Tüketiciler Birliği Antalya Şube Başkanı Neşet Gündüz, özellikle internet üzerinden yapılan alışverişlerde tüketicilerin sözleşme şartlarını dikkatle incelemesi gerektiğini belirterek, tüketicilere önemli uyarılarda bulundu. Gündüz, “Günümüzde o kadar çok sözleşme çeşidi var ki, içeriğini anlamak mümkün değil. Zaten tüketici, bu sözleşmelerin içeriğini de anlamak zorunda değildir.

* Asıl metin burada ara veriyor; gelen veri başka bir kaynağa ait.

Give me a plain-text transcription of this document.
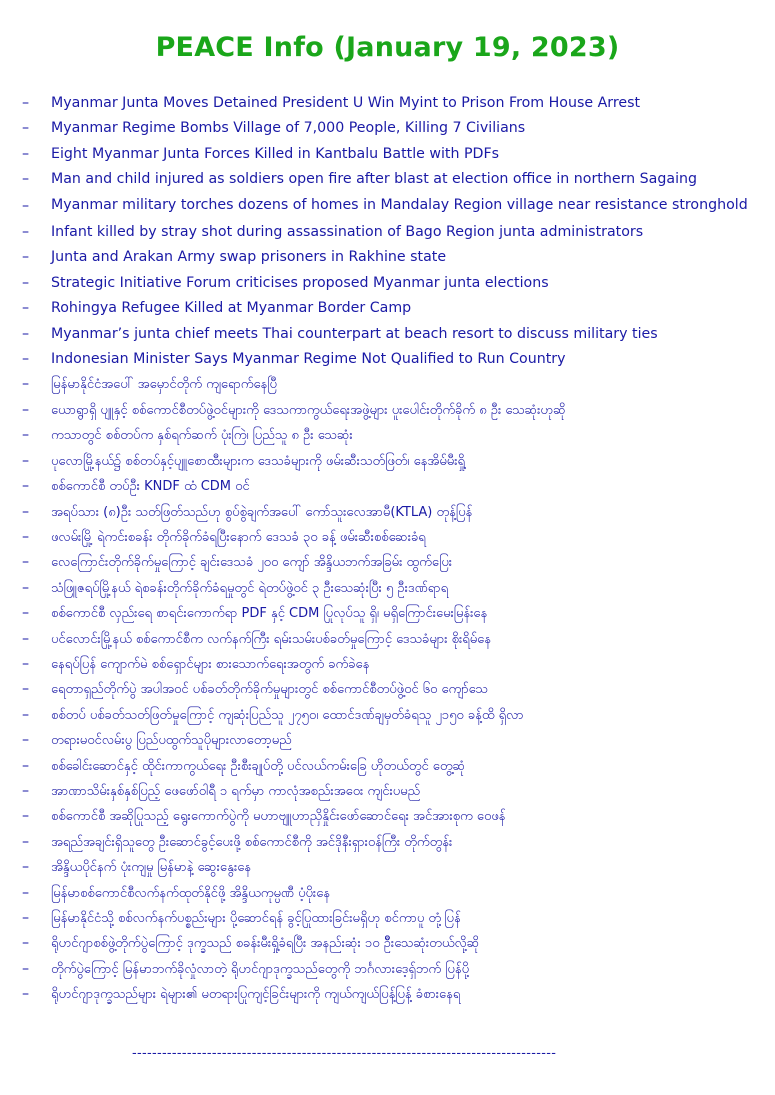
PEACE Info (January 19, 2023)
–	Myanmar Junta Moves Detained President U Win Myint to Prison From House Arrest
–	Myanmar Regime Bombs Village of 7,000 People, Killing 7 Civilians
–	Eight Myanmar Junta Forces Killed in Kantbalu Battle with PDFs
–	Man and child injured as soldiers open fire after blast at election office in northern Sagaing
–	Myanmar military torches dozens of homes in Mandalay Region village near resistance stronghold
–	Infant killed by stray shot during assassination of Bago Region junta administrators
–	Junta and Arakan Army swap prisoners in Rakhine state
–	Strategic Initiative Forum criticises proposed Myanmar junta elections
–	Rohingya Refugee Killed at Myanmar Border Camp
–	Myanmar’s junta chief meets Thai counterpart at beach resort to discuss military ties
–	Indonesian Minister Says Myanmar Regime Not Qualified to Run Country
–	မြန်မာနိုင်ငံအပေါ် အမှောင်တိုက် ကျရောက်နေပြီ
–	ယောရွာရှိ ပျူနှင့် စစ်ကောင်စီတပ်ဖွဲ့ဝင်များကို ဒေသကာကွယ်ရေးအဖွဲ့များ ပူးပေါင်းတိုက်ခိုက် ၈ ဦး သေဆုံးဟုဆို
–	ကသာတွင် စစ်တပ်က နှစ်ရက်ဆက် ပုံးကြဲ၊ ပြည်သူ ၈ ဦး သေဆုံး
–	ပုလောမြို့နယ်၌ စစ်တပ်နှင့်ပျူစောထီးများက ဒေသခံများကို ဖမ်းဆီးသတ်ဖြတ်၊ နေအိမ်မီးရှို့
–	စစ်ကောင်စီ တပ်ဦး KNDF ထံ CDM ဝင်
–	အရပ်သား (၈)ဦး သတ်ဖြတ်သည်ဟု စွပ်စွဲချက်အပေါ် ကော်သူးလေအာမီ(KTLA) တုန့်ပြန်
–	ဖလမ်းမြို့ ရဲကင်းစခန်း တိုက်ခိုက်ခံရပြီးနောက် ဒေသခံ ၃၀ ခန့် ဖမ်းဆီးစစ်ဆေးခံရ
–	လေကြောင်းတိုက်ခိုက်မှုကြောင့် ချင်းဒေသခံ ၂၀၀ ကျော် အိန္ဒိယဘက်အခြမ်း ထွက်ပြေး
–	သံဖြူဇရပ်မြို့နယ် ရဲစခန်းတိုက်ခိုက်ခံရမှုတွင် ရဲတပ်ဖွဲ့ဝင် ၃ ဦးသေဆုံးပြီး ၅ ဦးဒဏ်ရာရ
–	စစ်ကောင်စီ လှည်းရေ စာရင်းကောက်ရာ PDF နှင့် CDM ပြုလုပ်သူ ရှိ၊ မရှိကြောင်းမေးမြန်းနေ
–	ပင်လောင်းမြို့နယ် စစ်ကောင်စီက လက်နက်ကြီး ရမ်းသမ်းပစ်ခတ်မှုကြောင့် ဒေသခံများ စိုးရိမ်နေ
–	နေရပ်ပြန် ကျောက်မဲ စစ်ရှောင်များ စားသောက်ရေးအတွက် ခက်ခဲနေ
–	ရေတာရှည်တိုက်ပွဲ အပါအဝင် ပစ်ခတ်တိုက်ခိုက်မှုများတွင် စစ်ကောင်စီတပ်ဖွဲ့ဝင် ၆၀ ကျော်သေ
–	စစ်တပ် ပစ်ခတ်သတ်ဖြတ်မှုကြောင့် ကျဆုံးပြည်သူ ၂၇၅၀၊ ထောင်ဒဏ်ချမှတ်ခံရသူ ၂၁၅၀ ခန့်ထိ ရှိလာ
–	တရားမဝင်လမ်းပွ ပြည်ပထွက်သူပိုများလာတော့မည်
–	စစ်ခေါင်းဆောင်နှင့် ထိုင်းကာကွယ်ရေး ဦးစီးချုပ်တို့ ပင်လယ်ကမ်းခြေ ဟိုတယ်တွင် တွေ့ဆုံ
–	အာဏာသိမ်းနှစ်နှစ်ပြည့် ဖေဖော်ဝါရီ ၁ ရက်မှာ ကာလုံအစည်းအဝေး ကျင်းပမည်
–	စစ်ကောင်စီ အဆိုပြုသည့် ရွေးကောက်ပွဲကို မဟာဗျူဟာညှိနှိုင်းဖော်ဆောင်ရေး အင်အားစုက ဝေဖန်
–	အရည်အချင်းရှိသူတွေ ဦးဆောင်ခွင့်ပေးဖို့ စစ်ကောင်စီကို အင်ဒိုနီးရှားဝန်ကြီး တိုက်တွန်း
–	အိန္ဒိယပိုင်နက် ပုံးကျမှု မြန်မာနဲ့ ဆွေးနွေးနေ
–	မြန်မာစစ်ကောင်စီလက်နက်ထုတ်နိုင်ဖို့ အိန္ဒိယကုမ္ပဏီ ပံ့ပိုးနေ
–	မြန်မာနိုင်ငံသို့ စစ်လက်နက်ပစ္စည်းများ ပို့ဆောင်ရန် ခွင့်ပြုထားခြင်းမရှိဟု စင်ကာပူ တုံ့ပြန်
–	ရိုဟင်ဂျာစစ်ဖွဲ့တိုက်ပွဲကြောင့် ဒုက္ခသည် စခန်းမီးရှို့ခံရပြီး အနည်းဆုံး ၁၀ ဥိိီးသေဆုံးတယ်လို့ဆို
–	တိုက်ပွဲကြောင့် မြန်မာဘက်ခိုလှုံလာတဲ့ ရိုဟင်ဂျာဒုက္ခသည်တွေကို ဘင်္ဂလားဒေ့ရှ်ဘက် ပြန်ပို့
–	ရိုဟင်ဂျာဒုက္ခသည်များ ရဲများ၏ မတရားပြုကျင့်ခြင်းများကို ကျယ်ကျယ်ပြန့်ပြန့် ခံစားနေရ
-------------------------------------------------------------------------------------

Bunu bildikleri için de sizlerin önüne sayfalar dolusu evrak koyup imza attırırlar” dedi.
SÖZLEŞMELER İKİYE AYRILIYOR
Tüketici sözleşmelerini iki ana başlıkta değerlendiren Gündüz, “Öncelikle sözleşmeleri ikiye ayırmakta yarar var: Birincisi yüz yüze yaptığımız sözleşmeler, diğeri ise uzaktan yani internet üzerinden yapılan sözleşmeler. Uzaktan yapılan sözleşmelerde, hiçbir gerekçe göstermeden ve ceza ödemeden 14 gün içerisinde cayabilir veya bu sözleşmelere itiraz edebiliriz” şeklinde konuştu.
Sözleşmelerin hukuk önünde geçerli olduğunu ancak bu durumun onları tartışılmaz kılmadığını vurgulayan Gündüz, “Yapılan sözleşmeler hukuk karşısında geçerlidir ancak itiraz edilemez değildirler. Ne kadar kanunlar, sözleşmenin içeriğinin Türk Ticaret Kanunu veya Türk Borçlar Kanunu'na atıfla düzenlendiğini söylese de, taraflardan birinin tüketici olması tüm şartları değiştirir” ifadelerini kullandı.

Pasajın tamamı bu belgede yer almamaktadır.